“So, Bishop, can you join us for two weeks of evangelism in Botswana?”
Well, obviously, the answer would be ‘yes’ if I possibly could… although the diary had something to say about that. We have a Diocesan Link from Newcastle Diocese, with the Diocese of Botswana, and I had yet to visit. In reality, though, it turned out that there was no way I could clear two weeks, but some time with our partners seemed better than no time, so I ended up flying out for a 5 day visit last week… and I am so glad that I did.

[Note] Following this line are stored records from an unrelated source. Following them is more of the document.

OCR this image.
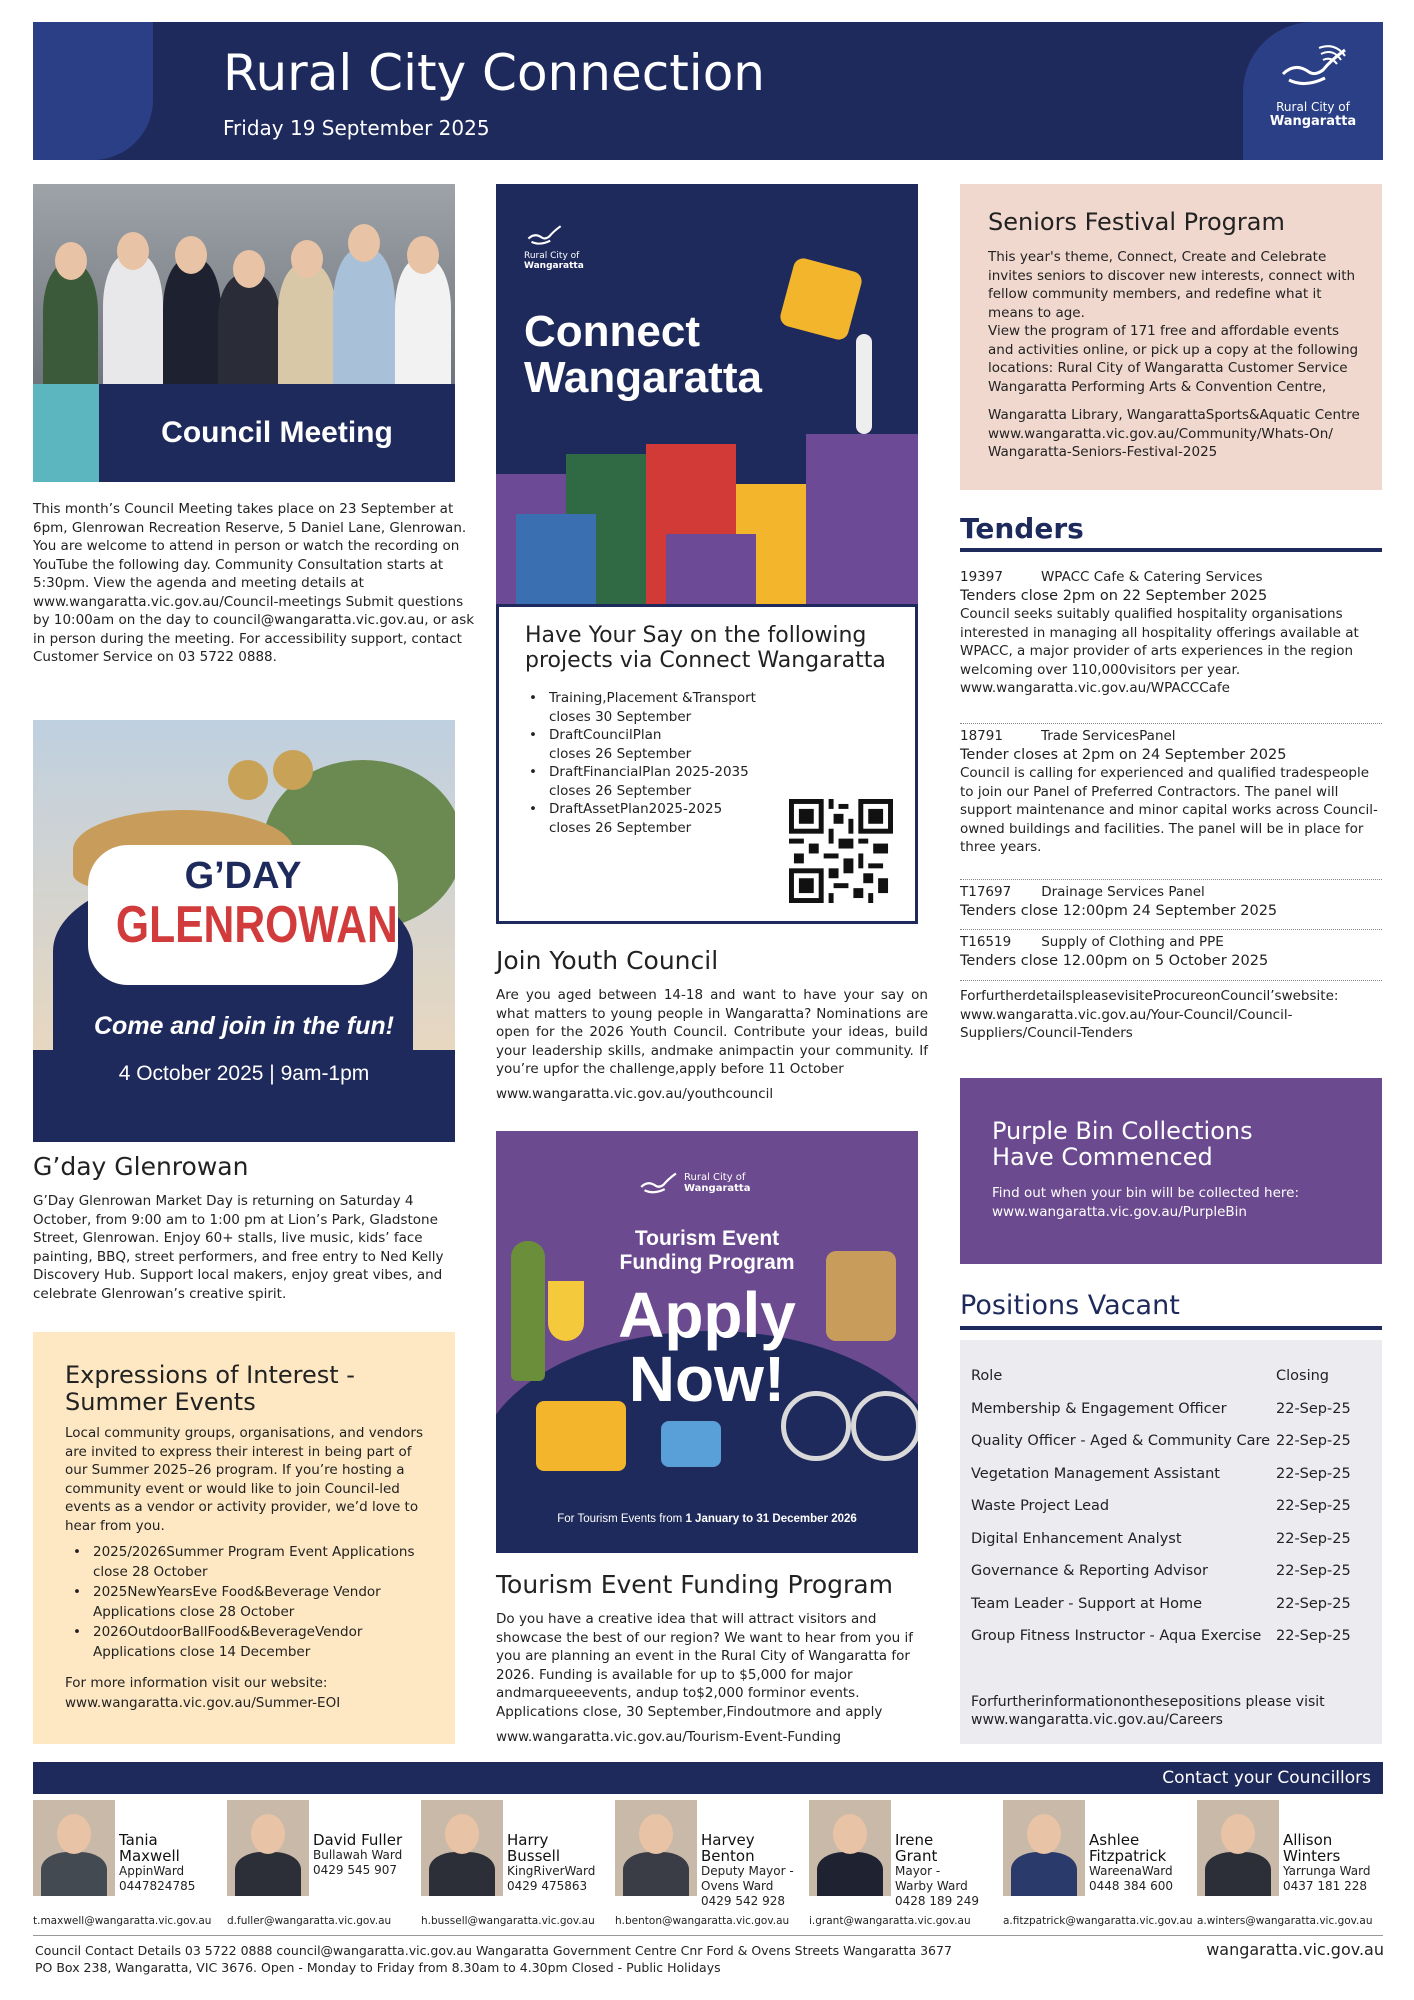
Rural City Connection
Friday 19 September 2025
Rural City of
Wangaratta
Council Meeting
This month’s Council Meeting takes place on 23 September at 6pm, Glenrowan Recreation Reserve, 5 Daniel Lane, Glenrowan. You are welcome to attend in person or watch the recording on YouTube the following day. Community Consultation starts at 5:30pm. View the agenda and meeting details at www.wangaratta.vic.gov.au/Council-meetings Submit questions by 10:00am on the day to council@wangaratta.vic.gov.au, or ask in person during the meeting. For accessibility support, contact Customer Service on 03 5722 0888.
G’DAY
GLENROWAN
Come and join in the fun!
4 October 2025 | 9am-1pm
G’day Glenrowan
G’Day Glenrowan Market Day is returning on Saturday 4 October, from 9:00 am to 1:00 pm at Lion’s Park, Gladstone Street, Glenrowan. Enjoy 60+ stalls, live music, kids’ face painting, BBQ, street performers, and free entry to Ned Kelly Discovery Hub. Support local makers, enjoy great vibes, and celebrate Glenrowan’s creative spirit.
Expressions of Interest - Summer Events
Local community groups, organisations, and vendors are invited to express their interest in being part of our Summer 2025–26 program. If you’re hosting a community event or would like to join Council-led events as a vendor or activity provider, we’d love to hear from you.
• 2025/2026Summer Program Event Applications close 28 October
• 2025NewYearsEve Food&Beverage Vendor Applications close 28 October
• 2026OutdoorBallFood&BeverageVendor Applications close 14 December
For more information visit our website:
www.wangaratta.vic.gov.au/Summer-EOI
Rural City of
Wangaratta
Connect
Wangaratta
Have Your Say on the following projects via Connect Wangaratta
• Training,Placement &Transport
closes 30 September
• DraftCouncilPlan
closes 26 September
• DraftFinancialPlan 2025-2035
closes 26 September
• DraftAssetPlan2025-2025
closes 26 September
Join Youth Council
Are you aged between 14-18 and want to have your say on what matters to young people in Wangaratta? Nominations are open for the 2026 Youth Council. Contribute your ideas, build your leadership skills, andmake animpactin your community. If you’re upfor the challenge,apply before 11 October
www.wangaratta.vic.gov.au/youthcouncil
Rural City of
Wangaratta
Tourism Event
Funding Program
Apply
Now!
For Tourism Events from 1 January to 31 December 2026
Tourism Event Funding Program
Do you have a creative idea that will attract visitors and showcase the best of our region? We want to hear from you if you are planning an event in the Rural City of Wangaratta for 2026. Funding is available for up to $5,000 for major andmarqueeevents, andup to$2,000 forminor events. Applications close, 30 September,Findoutmore and apply
www.wangaratta.vic.gov.au/Tourism-Event-Funding
Seniors Festival Program
This year's theme, Connect, Create and Celebrate invites seniors to discover new interests, connect with fellow community members, and redefine what it means to age.
View the program of 171 free and affordable events and activities online, or pick up a copy at the following locations: Rural City of Wangaratta Customer Service Wangaratta Performing Arts & Convention Centre,
Wangaratta Library, WangarattaSports&Aquatic Centre www.wangaratta.vic.gov.au/Community/Whats-On/ Wangaratta-Seniors-Festival-2025
Tenders
19397	WPACC Cafe & Catering Services
Tenders close 2pm on 22 September 2025
Council seeks suitably qualified hospitality organisations interested in managing all hospitality offerings available at WPACC, a major provider of arts experiences in the region welcoming over 110,000visitors per year. www.wangaratta.vic.gov.au/WPACCCafe
18791	Trade ServicesPanel
Tender closes at 2pm on 24 September 2025
Council is calling for experienced and qualified tradespeople to join our Panel of Preferred Contractors. The panel will support maintenance and minor capital works across Council-owned buildings and facilities. The panel will be in place for three years.
T17697 Drainage Services Panel
Tenders close 12:00pm 24 September 2025
T16519 Supply of Clothing and PPE
Tenders close 12.00pm on 5 October 2025
ForfurtherdetailspleasevisiteProcureonCouncil’swebsite: www.wangaratta.vic.gov.au/Your-Council/Council-Suppliers/Council-Tenders
Purple Bin Collections Have Commenced
Find out when your bin will be collected here: www.wangaratta.vic.gov.au/PurpleBin
Positions Vacant
Role	Closing
Membership & Engagement Officer	22-Sep-25
Quality Officer - Aged & Community Care 22-Sep-25
Vegetation Management Assistant	22-Sep-25
Waste Project Lead	22-Sep-25
Digital Enhancement Analyst	22-Sep-25
Governance & Reporting Advisor	22-Sep-25
Team Leader - Support at Home	22-Sep-25
Group Fitness Instructor - Aqua Exercise	22-Sep-25
Forfurtherinformationonthesepositions please visit
www.wangaratta.vic.gov.au/Careers
Contact your Councillors
Tania Maxwell
AppinWard
0447824785
t.maxwell@wangaratta.vic.gov.au
David Fuller
Bullawah Ward
0429 545 907
d.fuller@wangaratta.vic.gov.au
Harry Bussell
KingRiverWard
0429 475863
h.bussell@wangaratta.vic.gov.au
Harvey Benton
Deputy Mayor - Ovens Ward
0429 542 928
h.benton@wangaratta.vic.gov.au
Irene Grant
Mayor - Warby Ward
0428 189 249
i.grant@wangaratta.vic.gov.au
Ashlee Fitzpatrick
WareenaWard
0448 384 600
a.fitzpatrick@wangaratta.vic.gov.au
Allison Winters
Yarrunga Ward
0437 181 228
a.winters@wangaratta.vic.gov.au
Council Contact Details 03 5722 0888 council@wangaratta.vic.gov.au Wangaratta Government Centre Cnr Ford & Ovens Streets Wangaratta 3677
PO Box 238, Wangaratta, VIC 3676. Open - Monday to Friday from 8.30am to 4.30pm Closed - Public Holidays
wangaratta.vic.gov.au
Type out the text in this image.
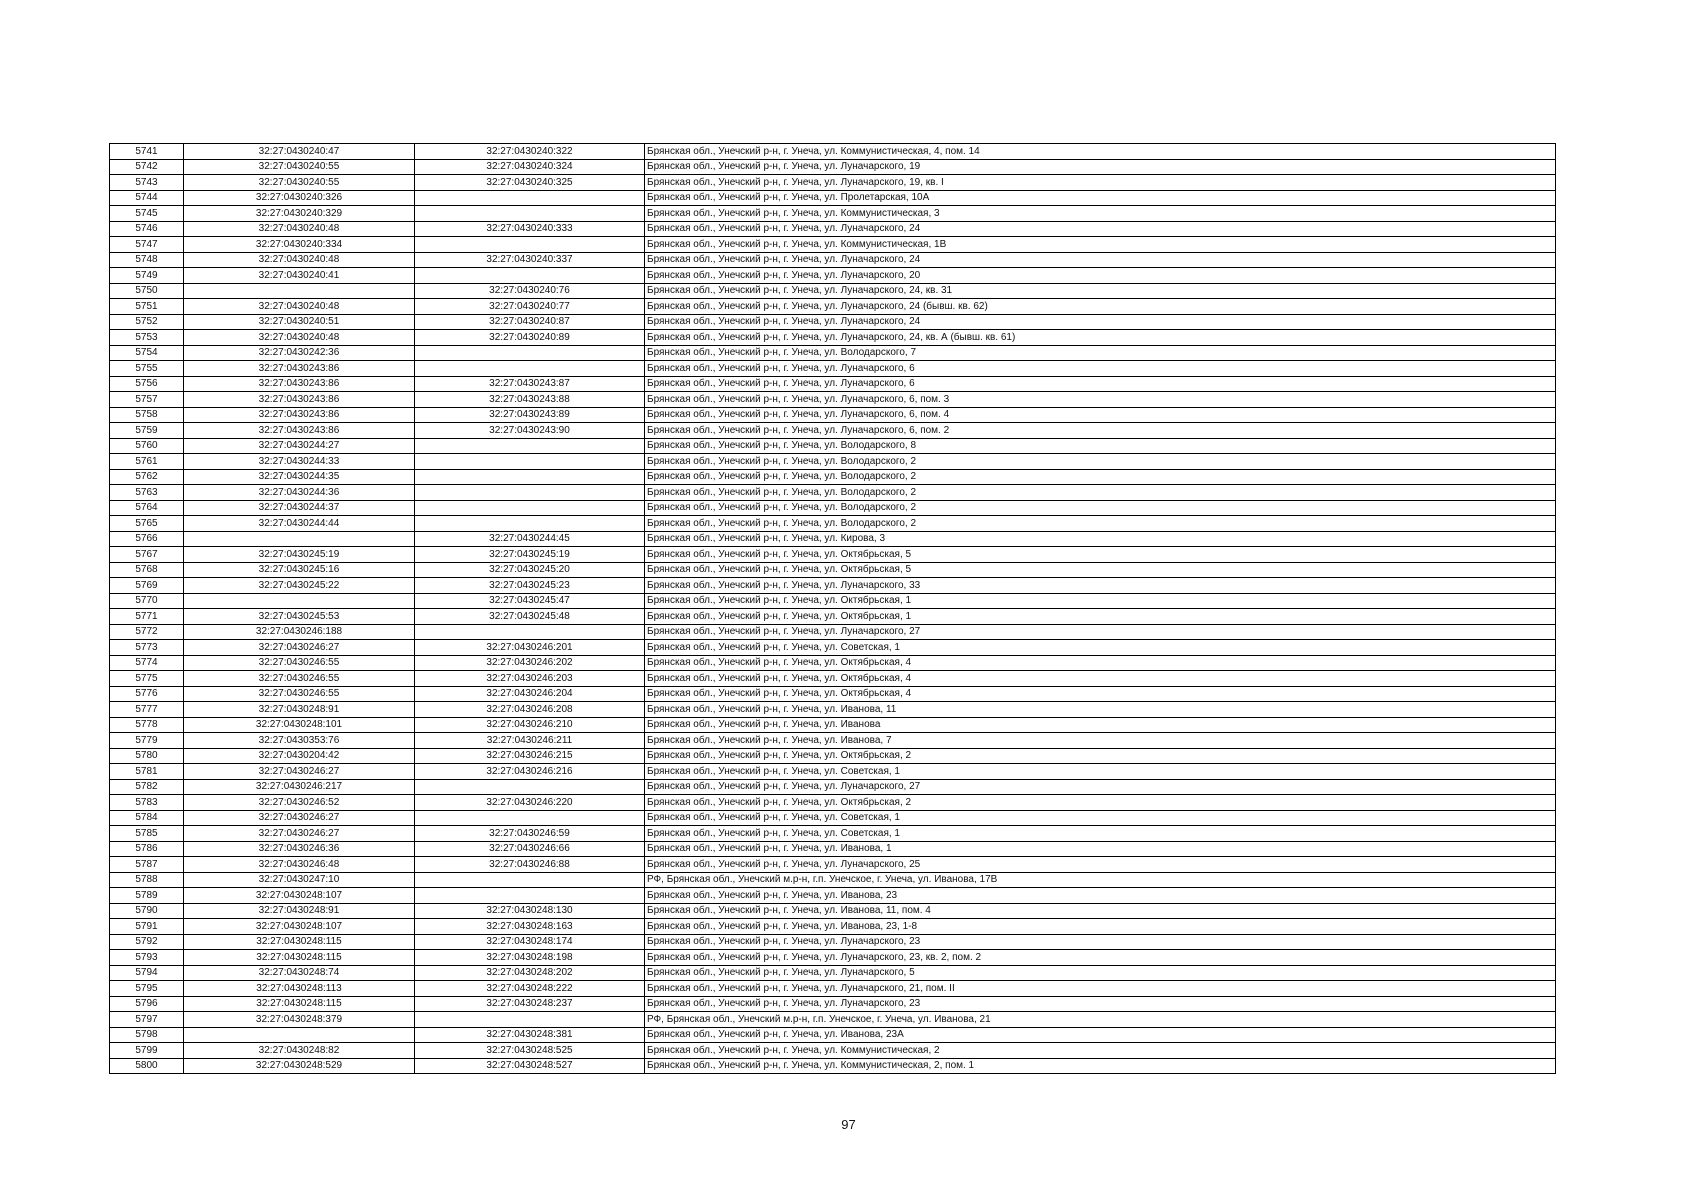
5741	32:27:0430240:47	32:27:0430240:322	Брянская обл., Унечский р-н, г. Унеча, ул. Коммунистическая, 4, пом. 14
5742	32:27:0430240:55	32:27:0430240:324	Брянская обл., Унечский р-н, г. Унеча, ул. Луначарского, 19
5743	32:27:0430240:55	32:27:0430240:325	Брянская обл., Унечский р-н, г. Унеча, ул. Луначарского, 19, кв. I
5744	32:27:0430240:326		Брянская обл., Унечский р-н, г. Унеча, ул. Пролетарская, 10А
5745	32:27:0430240:329		Брянская обл., Унечский р-н, г. Унеча, ул. Коммунистическая, 3
5746	32:27:0430240:48	32:27:0430240:333	Брянская обл., Унечский р-н, г. Унеча, ул. Луначарского, 24
5747	32:27:0430240:334		Брянская обл., Унечский р-н, г. Унеча, ул. Коммунистическая, 1В
5748	32:27:0430240:48	32:27:0430240:337	Брянская обл., Унечский р-н, г. Унеча, ул. Луначарского, 24
5749	32:27:0430240:41		Брянская обл., Унечский р-н, г. Унеча, ул. Луначарского, 20
5750		32:27:0430240:76	Брянская обл., Унечский р-н, г. Унеча, ул. Луначарского, 24, кв. 31
5751	32:27:0430240:48	32:27:0430240:77	Брянская обл., Унечский р-н, г. Унеча, ул. Луначарского, 24 (бывш. кв. 62)
5752	32:27:0430240:51	32:27:0430240:87	Брянская обл., Унечский р-н, г. Унеча, ул. Луначарского, 24
5753	32:27:0430240:48	32:27:0430240:89	Брянская обл., Унечский р-н, г. Унеча, ул. Луначарского, 24, кв. А (бывш. кв. 61)
5754	32:27:0430242:36		Брянская обл., Унечский р-н, г. Унеча, ул. Володарского, 7
5755	32:27:0430243:86		Брянская обл., Унечский р-н, г. Унеча, ул. Луначарского, 6
5756	32:27:0430243:86	32:27:0430243:87	Брянская обл., Унечский р-н, г. Унеча, ул. Луначарского, 6
5757	32:27:0430243:86	32:27:0430243:88	Брянская обл., Унечский р-н, г. Унеча, ул. Луначарского, 6, пом. 3
5758	32:27:0430243:86	32:27:0430243:89	Брянская обл., Унечский р-н, г. Унеча, ул. Луначарского, 6, пом. 4
5759	32:27:0430243:86	32:27:0430243:90	Брянская обл., Унечский р-н, г. Унеча, ул. Луначарского, 6, пом. 2
5760	32:27:0430244:27		Брянская обл., Унечский р-н, г. Унеча, ул. Володарского, 8
5761	32:27:0430244:33		Брянская обл., Унечский р-н, г. Унеча, ул. Володарского, 2
5762	32:27:0430244:35		Брянская обл., Унечский р-н, г. Унеча, ул. Володарского, 2
5763	32:27:0430244:36		Брянская обл., Унечский р-н, г. Унеча, ул. Володарского, 2
5764	32:27:0430244:37		Брянская обл., Унечский р-н, г. Унеча, ул. Володарского, 2
5765	32:27:0430244:44		Брянская обл., Унечский р-н, г. Унеча, ул. Володарского, 2
5766		32:27:0430244:45	Брянская обл., Унечский р-н, г. Унеча, ул. Кирова, 3
5767	32:27:0430245:19	32:27:0430245:19	Брянская обл., Унечский р-н, г. Унеча, ул. Октябрьская, 5
5768	32:27:0430245:16	32:27:0430245:20	Брянская обл., Унечский р-н, г. Унеча, ул. Октябрьская, 5
5769	32:27:0430245:22	32:27:0430245:23	Брянская обл., Унечский р-н, г. Унеча, ул. Луначарского, 33
5770		32:27:0430245:47	Брянская обл., Унечский р-н, г. Унеча, ул. Октябрьская, 1
5771	32:27:0430245:53	32:27:0430245:48	Брянская обл., Унечский р-н, г. Унеча, ул. Октябрьская, 1
5772	32:27:0430246:188		Брянская обл., Унечский р-н, г. Унеча, ул. Луначарского, 27
5773	32:27:0430246:27	32:27:0430246:201	Брянская обл., Унечский р-н, г. Унеча, ул. Советская, 1
5774	32:27:0430246:55	32:27:0430246:202	Брянская обл., Унечский р-н, г. Унеча, ул. Октябрьская, 4
5775	32:27:0430246:55	32:27:0430246:203	Брянская обл., Унечский р-н, г. Унеча, ул. Октябрьская, 4
5776	32:27:0430246:55	32:27:0430246:204	Брянская обл., Унечский р-н, г. Унеча, ул. Октябрьская, 4
5777	32:27:0430248:91	32:27:0430246:208	Брянская обл., Унечский р-н, г. Унеча, ул. Иванова, 11
5778	32:27:0430248:101	32:27:0430246:210	Брянская обл., Унечский р-н, г. Унеча, ул. Иванова
5779	32:27:0430353:76	32:27:0430246:211	Брянская обл., Унечский р-н, г. Унеча, ул. Иванова, 7
5780	32:27:0430204:42	32:27:0430246:215	Брянская обл., Унечский р-н, г. Унеча, ул. Октябрьская, 2
5781	32:27:0430246:27	32:27:0430246:216	Брянская обл., Унечский р-н, г. Унеча, ул. Советская, 1
5782	32:27:0430246:217		Брянская обл., Унечский р-н, г. Унеча, ул. Луначарского, 27
5783	32:27:0430246:52	32:27:0430246:220	Брянская обл., Унечский р-н, г. Унеча, ул. Октябрьская, 2
5784	32:27:0430246:27		Брянская обл., Унечский р-н, г. Унеча, ул. Советская, 1
5785	32:27:0430246:27	32:27:0430246:59	Брянская обл., Унечский р-н, г. Унеча, ул. Советская, 1
5786	32:27:0430246:36	32:27:0430246:66	Брянская обл., Унечский р-н, г. Унеча, ул. Иванова, 1
5787	32:27:0430246:48	32:27:0430246:88	Брянская обл., Унечский р-н, г. Унеча, ул. Луначарского, 25
5788	32:27:0430247:10		РФ, Брянская обл., Унечский м.р-н, г.п. Унечское, г. Унеча, ул. Иванова, 17В
5789	32:27:0430248:107		Брянская обл., Унечский р-н, г. Унеча, ул. Иванова, 23
5790	32:27:0430248:91	32:27:0430248:130	Брянская обл., Унечский р-н, г. Унеча, ул. Иванова, 11, пом. 4
5791	32:27:0430248:107	32:27:0430248:163	Брянская обл., Унечский р-н, г. Унеча, ул. Иванова, 23, 1-8
5792	32:27:0430248:115	32:27:0430248:174	Брянская обл., Унечский р-н, г. Унеча, ул. Луначарского, 23
5793	32:27:0430248:115	32:27:0430248:198	Брянская обл., Унечский р-н, г. Унеча, ул. Луначарского, 23, кв. 2, пом. 2
5794	32:27:0430248:74	32:27:0430248:202	Брянская обл., Унечский р-н, г. Унеча, ул. Луначарского, 5
5795	32:27:0430248:113	32:27:0430248:222	Брянская обл., Унечский р-н, г. Унеча, ул. Луначарского, 21, пом. II
5796	32:27:0430248:115	32:27:0430248:237	Брянская обл., Унечский р-н, г. Унеча, ул. Луначарского, 23
5797	32:27:0430248:379		РФ, Брянская обл., Унечский м.р-н, г.п. Унечское, г. Унеча, ул. Иванова, 21
5798		32:27:0430248:381	Брянская обл., Унечский р-н, г. Унеча, ул. Иванова, 23А
5799	32:27:0430248:82	32:27:0430248:525	Брянская обл., Унечский р-н, г. Унеча, ул. Коммунистическая, 2
5800	32:27:0430248:529	32:27:0430248:527	Брянская обл., Унечский р-н, г. Унеча, ул. Коммунистическая, 2, пом. 1
97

Botswana is beautiful, even more beautiful than fans of Mma Precious Ramotswe of the first ladies detective agency might be led to believe. The wise use of diamond wealth means that the infrastructure is impressive, but it is the people I met who really made an impact. I am always touched by the joy, particularly in worship, that I find in Africa. The singing is just astonishingly beautiful, and few can stay still as they offer worship. On Saturday we spent the day with a group of young adults from around the Diocese, encouraging, teaching, and praying with them. On Sunday (among other things!) we prayed for many other adults. As we prayed deeply touching stories came to the surface, but they are held in a trust which so often belies our more reserved British culture; a trust which makes space for the joy, even amidst need and pain.
The other thing I noticed, time and again, was that the Botswanans I met largely did respect without overdoing subservience. Obviously I only had a snapshot, and I am still too new to Bishopping abroad to know how much this is simply respect for office, but I couldn’t talk to someone without them either bowing or curtseying, and every time someone shakes your hand they hold their right arm with their left hand. I asked about this, and apparently it is another symbol of respect. Something in me is instinctively cautious about this, having often witnessed such outward shows of respect arising either from a wrong subjugation or from a desire to manipulate, but what I witnessed was neither fake respect nor unwitting subservience. Rather I experienced joyful, confident, and able people offering respect to others, and engaging fully in partnership. I was welcomed, but by-and-large not expected to dictate the programme. I was invited to speak, but also given the privilege of listening. I was honoured, but also included.
I am sure that there are many counter-examples to this very positive snapshot of life in Botswana, but these experiences within the life of the Diocese really made me think. It is a great gift to be secure enough to honour the other without losing the self; being able to lift another up without having to put self down. I found myself wondering whether this was linked to the joy that I noticed. Is there something habit-forming about the way we engage with others, which also affects the way that we engage with God? Surely there is something here about the kind of worship that our Father God longs for; worship that honours and exalts Him, offered by His children as we grow in the confident likeness of Christ.
So thank you Bishop Metlha and your wonderful Diocese of Botswana; both for a wonderful visit and for helping me as I share your journey of learning to worship daily. May God bless you and guide you and I look forward to our next meeting.